Christian X, the king of Denmark from 1912 to 1947, was part of the resistance himself. New historical information has surfaced that suggests he may have even personally helped to fund the transport of Jews to safety. Philipson said, “The king was very friendly with the Jewish community. His doctors were Jewish and he had many (Jewish) friends.”
On Philipson’s 12th birthday, October 6, 1943, he boarded a fishing boat after waiting anxiously in the dark for what felt like an eternity. The part of the boat where fishermen kept their nets and the fish they caught had been cleaned out to make room for people to lie down and hide. He described his experience:
“My mother and my father and my brother and myself, we got into the fishing boat and were put under the deck. There were like 18 or 20 people inside… It’s funny, I remember I was lying next to a school teacher who had been in the Resistance and who was wanted by the Gestapo. When the boat started, he could see that we were all very nervous, and he started telling me some stories, like children’s stories. I’ll never forget him.
“We sailed, and the sea was relatively bad, so it was up and down. It’s usually a trip like 45 minutes, and it took us two hours because the fisherman was zigzagging – there were some German boats – they were trying to catch people, and they used projectors with lights. We didn’t see it because we weren’t on the deck, but after like two hours, the fisherman came, and the first words he said were, ‘You can come up now. We are in Sweden.’”
Philipson’s parents cried tears of joy upon arriving in Sweden, where they lived peacefully with other Danish friends and family members for almost two years. “The Germans had never dared to invade Sweden, probably because Sweden is a very big country and it was very well armed. So we got into a neutral country where we could live a totally normal life until the war was won.” In June 1945, a month after the Germans capitulated, Philipson and his family went back to Denmark.
“We returned to our old house, and to our friends and to the school. We were very lucky.”

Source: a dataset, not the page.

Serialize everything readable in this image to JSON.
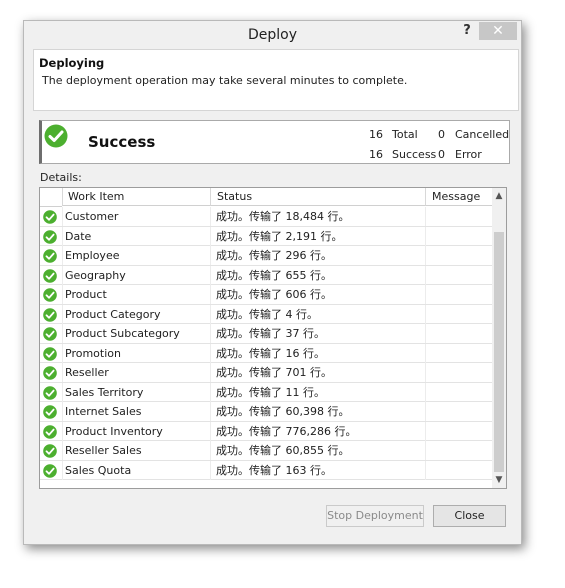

The Hanne Frank boat, a fishing boat that bears a strong likeness to the one that rescued Philipson and his family, is part of a permanent exhibit, Bearing Witness: A Community Remembers, in the Rescue & Resistance section at the Holocaust Museum Houston. Philipson shared his story at the museum in 2015. Opposing light with dark, and hope with something ominous and foreboding, the boat is displayed next to a rail car of the type used to transport Jews to concentration camps.
Carol Manley, chief curator of Collections and Exhibitions at HMH, explained, “We have the boat and the rail car juxtaposed, and that was done for educational purposes… It shows, here’s the vehicle that brought people to their death, and here’s the vehicle that saved lives.” The Hanne Frank boat was donated to the museum in 2007 by Jan Ferdinandsen, president of the ship brokerage firm N.B. Ferdinandsen & Sønner, to honor his father and father-in-law for heroically helping to rescue Danish Jews. Ninety-five percent of Danish Jews were saved from the Holocaust because of the extraordinary courage and compassion of the Danes.